L’orientation du prêtre durant la célébration eucharistique est suffisamment emblématique pour focaliser à elle seule toute la différence de « sensibilité » entre les tenants de l’ancien rit, dit de saint Pie V, aujourd’hui appelé « forme extraordinaire » du rit romain (( Cf. Benoît XVI, Lettre apostolique Summorum pontificum, 7 juillet 2007, art. 1 ; La Documentation catholique, n. 2385, 5 août 2007, p. 703. )) , et ceux du rit dit de Paul VI. Encore que le texte du rit dit de Paul VI ne dise pas de façon explicite que le prêtre doive faire face au peuple  — certaines indications invitant même plutôt à penser le contraire, comme par exemple avant la prière sur les offrandes : « Revenu ensuite au milieu de l’autel, le prêtre, en se tournant vers le peuple et en étendant puis en joignant les mains, invite le peuple à la prière en disant…1 », ce qui laisse entendre que le reste du temps le prêtre n’est pas tourné vers le peuple … Constatation qui ne rendra que plus difficile mon intention de justifier comme n’étant pas moins valable – sinon même plus (!) –, l’orientation du prêtre célébrant vers l’assemblée …

L’orientation du prêtre et de l’assemblée vers l’est, lieu du soleil levant et symbole cosmique du retour du Soleil de Justice, le Christ Jésus notre Seigneur, venant juger les vivants et les morts, ainsi que le cardinal Ratzinger l’a si bien exprimé dans son livre L’esprit de la liturgie2 , permet d’intégrer symboliquement l’univers dans l’expression liturgique de l’Église, et manifeste la condition inchoative de l’Église en chemin vers son accomplissement eschatologique Cela est certes juste, mais cette orientation n’est pas pour autant ce qu’il y a de plus parfait …

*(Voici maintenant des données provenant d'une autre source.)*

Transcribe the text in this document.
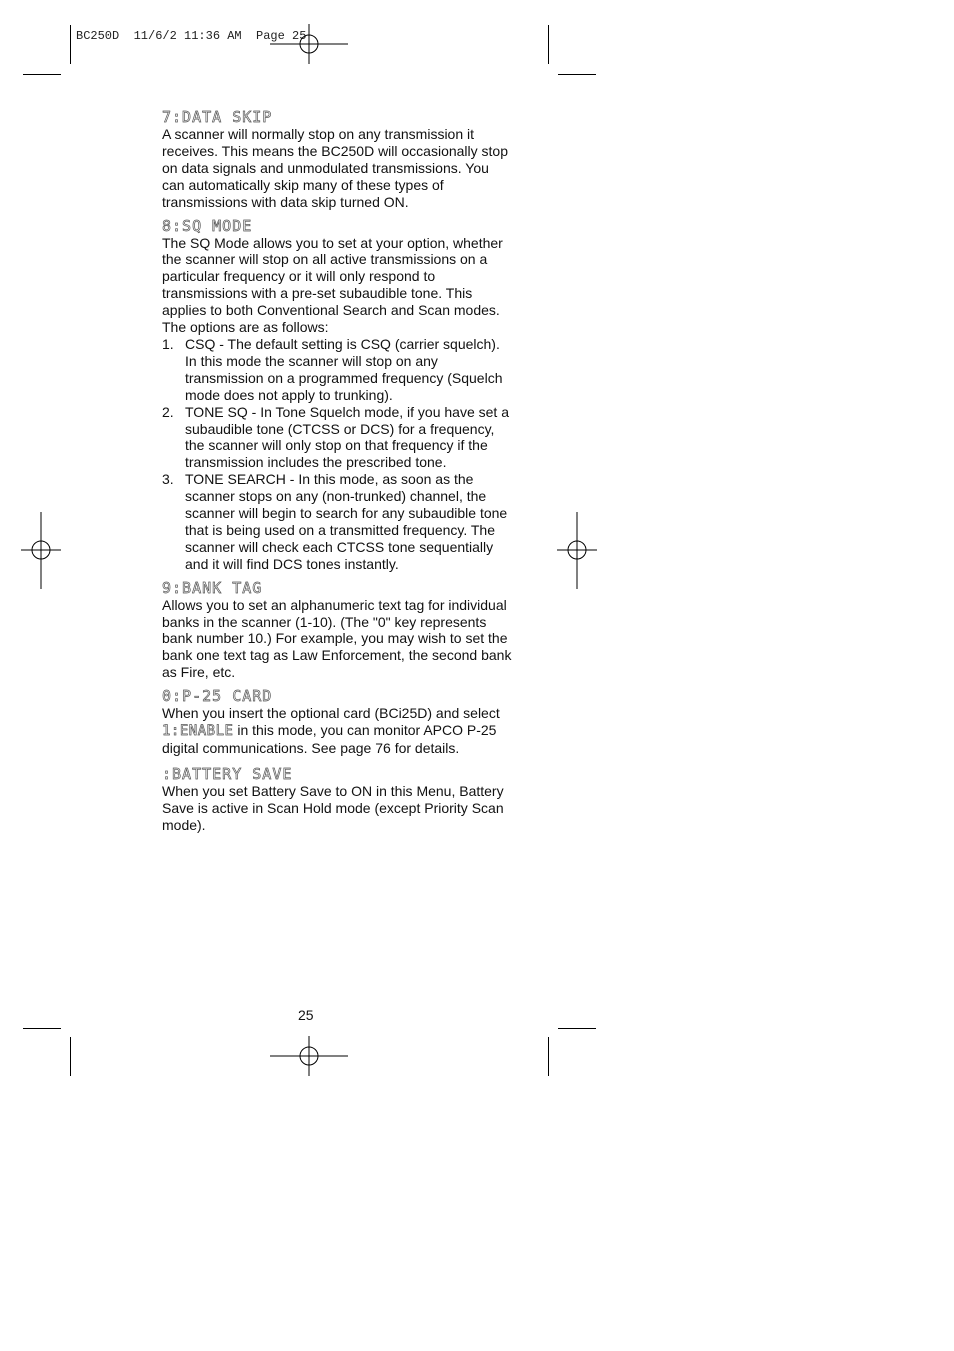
BC250D  11/6/2 11:36 AM  Page 25
7:DATA SKIP

A scanner will normally stop on any transmission it receives. This means the BC250D will occasionally stop on data signals and unmodulated transmissions. You can automatically skip many of these types of transmissions with data skip turned ON.

8:SQ MODE

The SQ Mode allows you to set at your option, whether the scanner will stop on all active transmissions on a particular frequency or it will only respond to transmissions with a pre-set subaudible tone. This applies to both Conventional Search and Scan modes. The options are as follows:

1. CSQ - The default setting is CSQ (carrier squelch). In this mode the scanner will stop on any transmission on a programmed frequency (Squelch mode does not apply to trunking).
2. TONE SQ - In Tone Squelch mode, if you have set a subaudible tone (CTCSS or DCS) for a frequency, the scanner will only stop on that frequency if the transmission includes the prescribed tone.
3. TONE SEARCH - In this mode, as soon as the scanner stops on any (non-trunked) channel, the scanner will begin to search for any subaudible tone that is being used on a transmitted frequency. The scanner will check each CTCSS tone sequentially and it will find DCS tones instantly.
9:BANK TAG

Allows you to set an alphanumeric text tag for individual banks in the scanner (1-10). (The "0" key represents bank number 10.) For example, you may wish to set the bank one text tag as Law Enforcement, the second bank as Fire, etc.

0:P-25 CARD

When you insert the optional card (BCi25D) and select 1:ENABLE in this mode, you can monitor APCO P-25 digital communications. See page 76 for details.

:BATTERY SAVE

When you set Battery Save to ON in this Menu, Battery Save is active in Scan Hold mode (except Priority Scan mode).

25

Le premier défaut tient à ce que la symbolique de l’attente du Christ exprimée par l’assemblée et le prêtre à sa tête tendus vers un même point, n’exprime pas en soi de façon absolument propre la foi du Peuple de Dieu, puisque d’autres peuples, comme le peuple juif ou le peuple musulman se tournent vers un ailleurs que le lieu où ils se trouvent lorsqu’ils prient, manifestant qu’ils n’ont pas la plénitude avec eux dans le lieu où ils se trouvent, mais qu’ils l’espèrent d’un ailleurs. Ils sont aussi dans l’attente … Les juifs se tournent vers Jérusalem, et les musulmans vers la Mecque, et les chrétiens vers l’est. Que la direction de la prière exprime l’attente n’est donc pas propre à la foi chrétienne. La tension vers un lieu géographique et symbolique hors de celui où l’on prie n’est donc pas propre à l’expression de la foi chrétienne … même s’il reste vrai que l’attente du retour du Christ conditionne toute la prière chrétienne (Cf. 1 Co 15 28)

Le deuxième défaut tient à ce que dans cette disposition symbolique, la séparation géographique du prêtre par rapport à l’assemblée des fidèles, ensemble tendus vers un même point focal, peut laisser penser que la différence des sacerdoces ministériel et baptismal n’est finalement qu’une différence de degrés, symbolisés par les marches de l’autel qui placent le prêtre plus haut que les fidèles et plus proche qu’eux du Christ … Or la différence des sacerdoces n’est pas une question de degrés, mais de nature3 … Certes, l’on pourra dire que la présence du prêtre seul dans le sanctuaire indique cette différence de nature. Mais outre qu’il n’y a pas que le prêtre à pouvoir être admis dans le sanctuaire – les servants d’autel le sont aussi –, nous parlons ici de l’orientation du prêtre, et non pas du lieu où il se tient, d’autant que la remarque peut aussi alors être portée au crédit du prêtre tourné vers l’assemblée, qui se tient lui-aussi dans le sanctuaire…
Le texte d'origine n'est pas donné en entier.